Cette soirée musicale met à l’honneur deux patrimoines musicaux basés sur des techniques vocales singulières, ainsi que des formes poétiques élaborées – en amharique et en italien florentin – qui interrogent la foi des hommes et les voies de la rédemption, dans des expressions parfois allégoriques.
L'ancestrale bagana est un instrument à cordes qui occupe une place particulière dans l'univers sonore des Amhara chrétiens d'Éthiopie. Ses sons graves et grésillants et sa symbolique puissante suscitent une émotion intense et palpable, en particulier pendant la période du Carême (tsom). Considéré comme l'instrument donné par Dieu au roi David, le bagana, sans être un instrument liturgique à proprement parler, est étroitement associé à la foi. Moyen privilégié de connexion avec le Divin, il protège du diable : celui-ci recule lorsqu’il est en présence de l’instrument.
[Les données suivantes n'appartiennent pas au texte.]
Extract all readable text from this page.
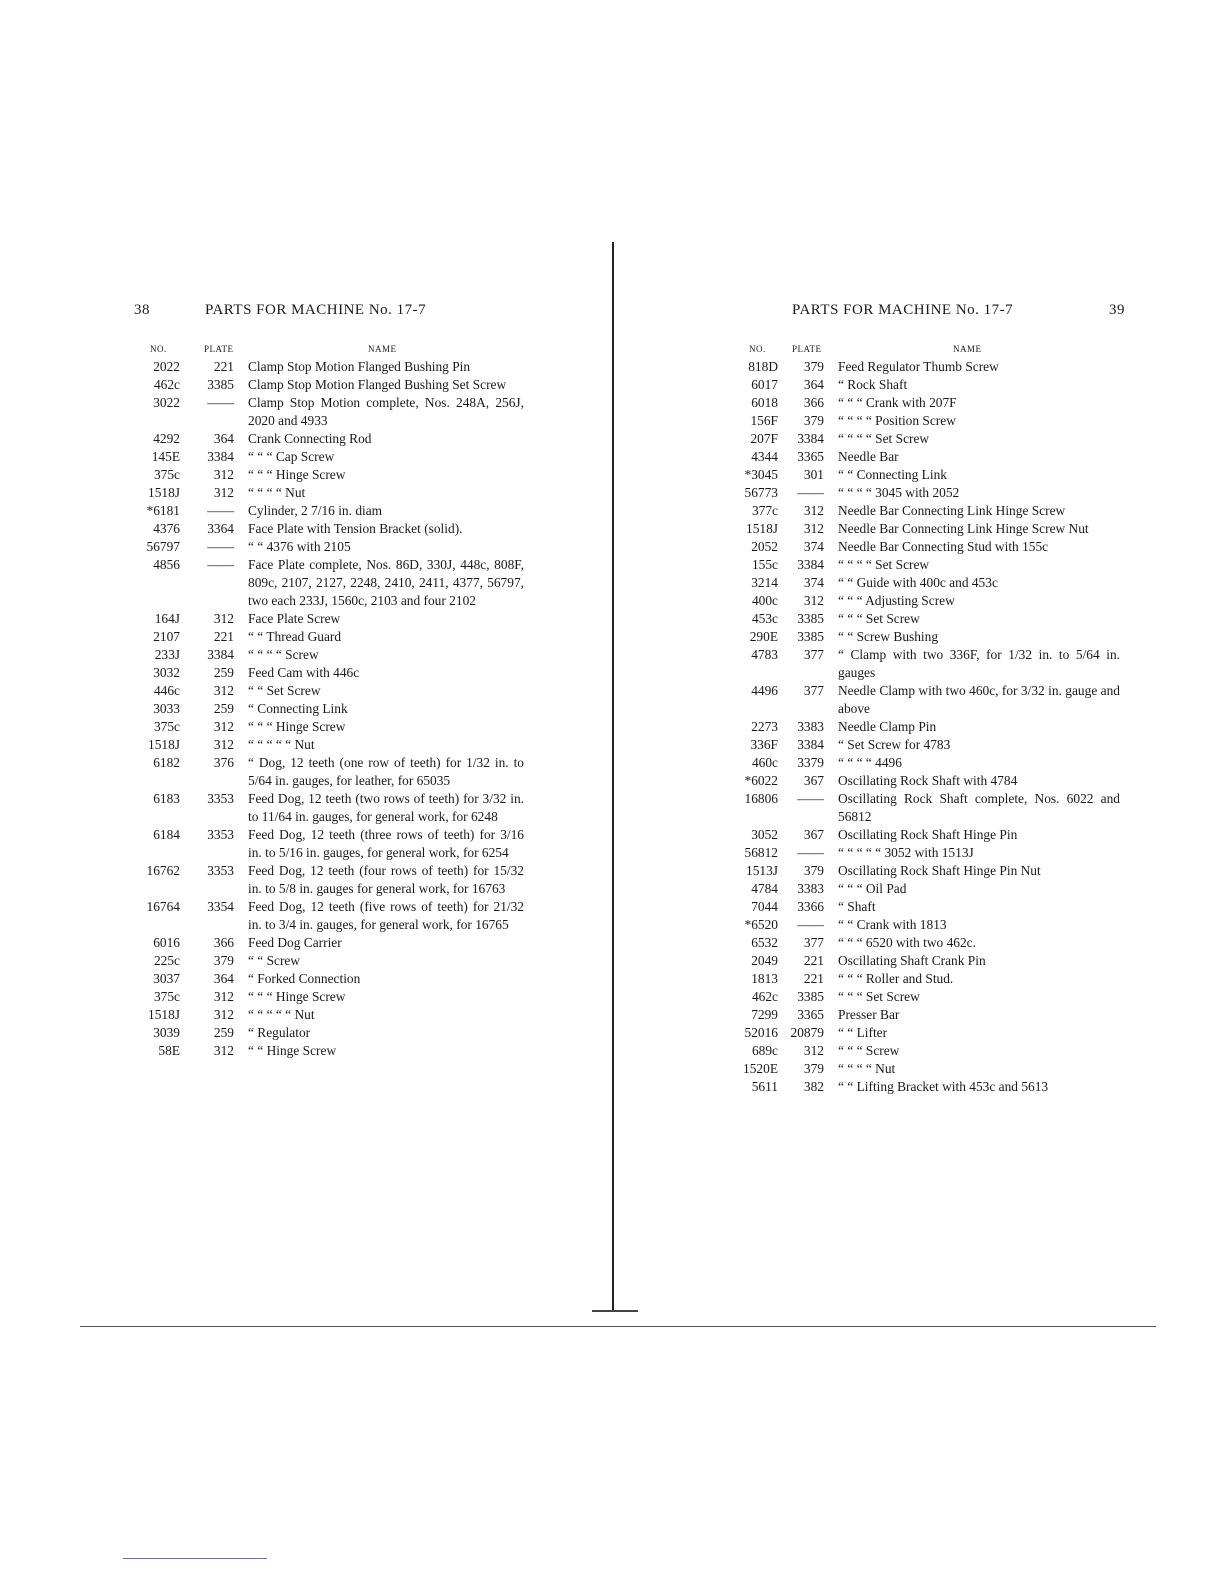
38	PARTS FOR MACHINE No. 17-7
NO.	PLATE	NAME
2022	221 Clamp Stop Motion Flanged Bushing Pin
462c	3385 Clamp Stop Motion Flanged Bushing Set Screw
3022	—— Clamp Stop Motion complete, Nos. 248A, 256J, 2020 and 4933
4292	364 Crank Connecting Rod
145E	3384 “ “ “ Cap Screw
375c	312 “ “ “ Hinge Screw
1518J	312 “ “ “ “ Nut
*6181	—— Cylinder, 2 7/16 in. diam
4376	3364 Face Plate with Tension Bracket (solid).
56797	—— “ “ 4376 with 2105
4856	—— Face Plate complete, Nos. 86D, 330J, 448c, 808F, 809c, 2107, 2127, 2248, 2410, 2411, 4377, 56797, two each 233J, 1560c, 2103 and four 2102
164J	312 Face Plate Screw
2107	221 “ “ Thread Guard
233J	3384 “ “ “ “ Screw
3032	259 Feed Cam with 446c
446c	312 “ “ Set Screw
3033	259 “ Connecting Link
375c	312 “ “ “ Hinge Screw
1518J	312 “ “ “ “ “ Nut
6182	376 “ Dog, 12 teeth (one row of teeth) for 1/32 in. to 5/64 in. gauges, for leather, for 65035
6183	3353 Feed Dog, 12 teeth (two rows of teeth) for 3/32 in. to 11/64 in. gauges, for general work, for 6248
6184	3353 Feed Dog, 12 teeth (three rows of teeth) for 3/16 in. to 5/16 in. gauges, for general work, for 6254
16762	3353 Feed Dog, 12 teeth (four rows of teeth) for 15/32 in. to 5/8 in. gauges for general work, for 16763
16764	3354 Feed Dog, 12 teeth (five rows of teeth) for 21/32 in. to 3/4 in. gauges, for general work, for 16765
6016	366 Feed Dog Carrier
225c	379 “ “ Screw
3037	364 “ Forked Connection
375c	312 “ “ “ Hinge Screw
1518J	312 “ “ “ “ “ Nut
3039	259 “ Regulator
58E	312 “ “ Hinge Screw
PARTS FOR MACHINE No. 17-7	39
NO.	PLATE	NAME
818D	379 Feed Regulator Thumb Screw
6017	364 “ Rock Shaft
6018	366 “ “ “ Crank with 207F
156F	379 “ “ “ “ Position Screw
207F	3384 “ “ “ “ Set Screw
4344	3365 Needle Bar
*3045	301 “ “ Connecting Link
56773	—— “ “ “ “ 3045 with 2052
377c	312 Needle Bar Connecting Link Hinge Screw
1518J	312 Needle Bar Connecting Link Hinge Screw Nut
2052	374 Needle Bar Connecting Stud with 155c
155c	3384 “ “ “ “ Set Screw
3214	374 “ “ Guide with 400c and 453c
400c	312 “ “ “ Adjusting Screw
453c	3385 “ “ “ Set Screw
290E	3385 “ “ Screw Bushing
4783	377 “ Clamp with two 336F, for 1/32 in. to 5/64 in. gauges
4496	377 Needle Clamp with two 460c, for 3/32 in. gauge and above
2273	3383 Needle Clamp Pin
336F	3384 “ Set Screw for 4783
460c	3379 “ “ “ “ 4496
*6022	367 Oscillating Rock Shaft with 4784
16806	—— Oscillating Rock Shaft complete, Nos. 6022 and 56812
3052	367 Oscillating Rock Shaft Hinge Pin
56812	—— “ “ “ “ “ 3052 with 1513J
1513J	379 Oscillating Rock Shaft Hinge Pin Nut
4784	3383 “ “ “ Oil Pad
7044	3366 “ Shaft
*6520	—— “ “ Crank with 1813
6532	377 “ “ “ 6520 with two 462c.
2049	221 Oscillating Shaft Crank Pin
1813	221 “ “ “ Roller and Stud.
462c	3385 “ “ “ Set Screw
7299	3365 Presser Bar
52016 20879 “ “ Lifter
689c	312 “ “ “ Screw
1520E	379 “ “ “ “ Nut
5611	382 “ “ Lifting Bracket with 453c and 5613
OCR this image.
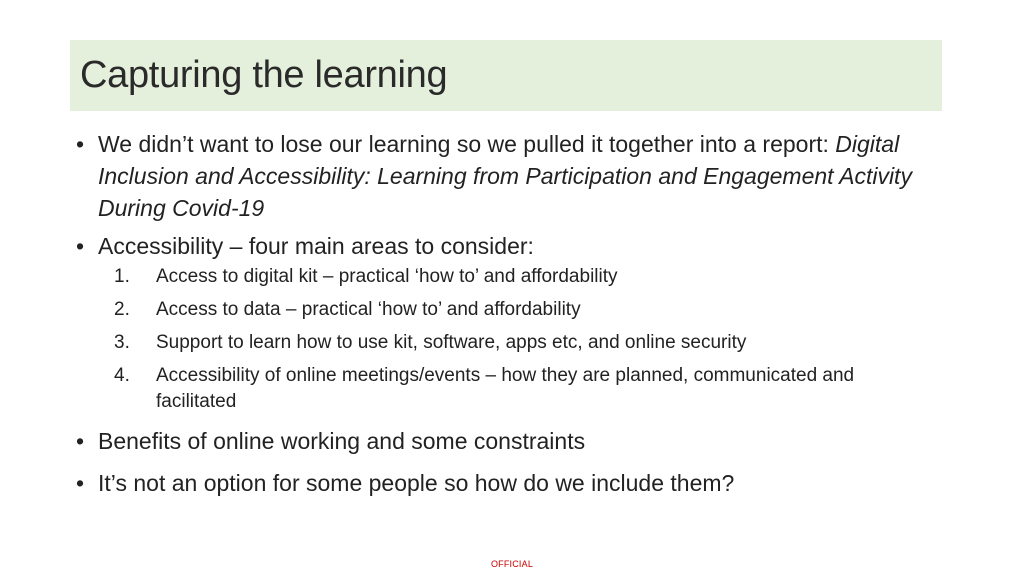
Capturing the learning
• We didn’t want to lose our learning so we pulled it together into a report: Digital Inclusion and Accessibility: Learning from Participation and Engagement Activity During Covid-19
• Accessibility – four main areas to consider:
1. Access to digital kit – practical ‘how to’ and affordability
2. Access to data – practical ‘how to’ and affordability
3. Support to learn how to use kit, software, apps etc, and online security
4. Accessibility of online meetings/events – how they are planned, communicated and facilitated
• Benefits of online working and some constraints
• It’s not an option for some people so how do we include them?
OFFICIAL
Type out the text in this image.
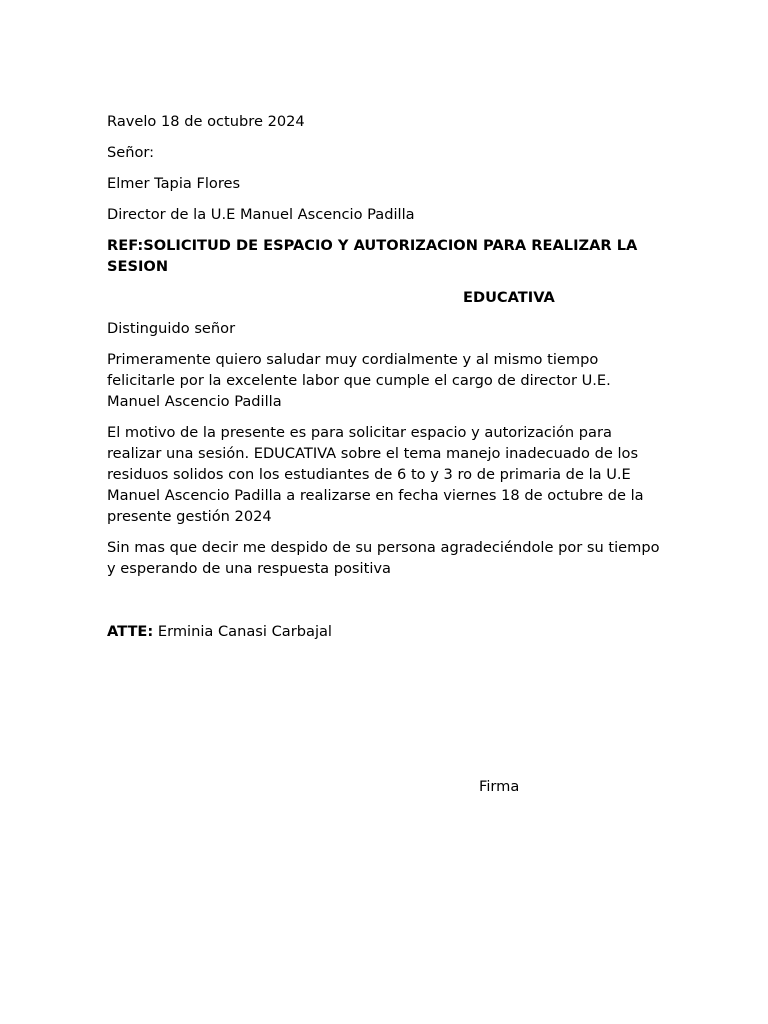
Ravelo 18 de octubre 2024

Señor:

Elmer Tapia Flores

Director de la U.E Manuel Ascencio Padilla

REF:SOLICITUD DE ESPACIO Y AUTORIZACION PARA REALIZAR LA SESION

EDUCATIVA

Distinguido señor

Primeramente quiero saludar muy cordialmente y al mismo tiempo felicitarle por la excelente labor que cumple el cargo de director U.E. Manuel Ascencio Padilla

El motivo de la presente es para solicitar espacio y autorización para realizar una sesión. EDUCATIVA sobre el tema manejo inadecuado de los residuos solidos con los estudiantes de 6 to y 3 ro de primaria de la U.E Manuel Ascencio Padilla a realizarse en fecha viernes 18 de octubre de la presente gestión 2024

Sin mas que decir me despido de su persona agradeciéndole por su tiempo y esperando de una respuesta positiva

ATTE: Erminia Canasi Carbajal

Firma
Le bagana est capable d’apaiser les souffrances. Ainsi, les représentations éthiopiennes de la mort de la Vierge Marie montrent souvent le roi David jouant du bagana, pour assister la Mère de Dieu et soulager sa douleur. Instrument de l'intime (même lorsqu'il est joué en public), le bagana ne s’accompagne que de la voix chantée. Les textes des chants sont composés de poèmes à sens caché (le « cire et or », central dans la culture Amhara), ou de prières.
Avec ses dix cordes de boyau, le bagana génère, par un procédé simple (de petits morceaux de cuir placés entre les cordes et le chevalet), des sons graves et d’une très grande richesse acoustique. Riche d’une histoire séculaire (son existence avérée remonte au moins au XIIIème siècle), le bagana connaît actuellement un regain de popularité, après les années du Derg (1974-1991) durant lesquelles sa pratique fut découragée - ou détournée.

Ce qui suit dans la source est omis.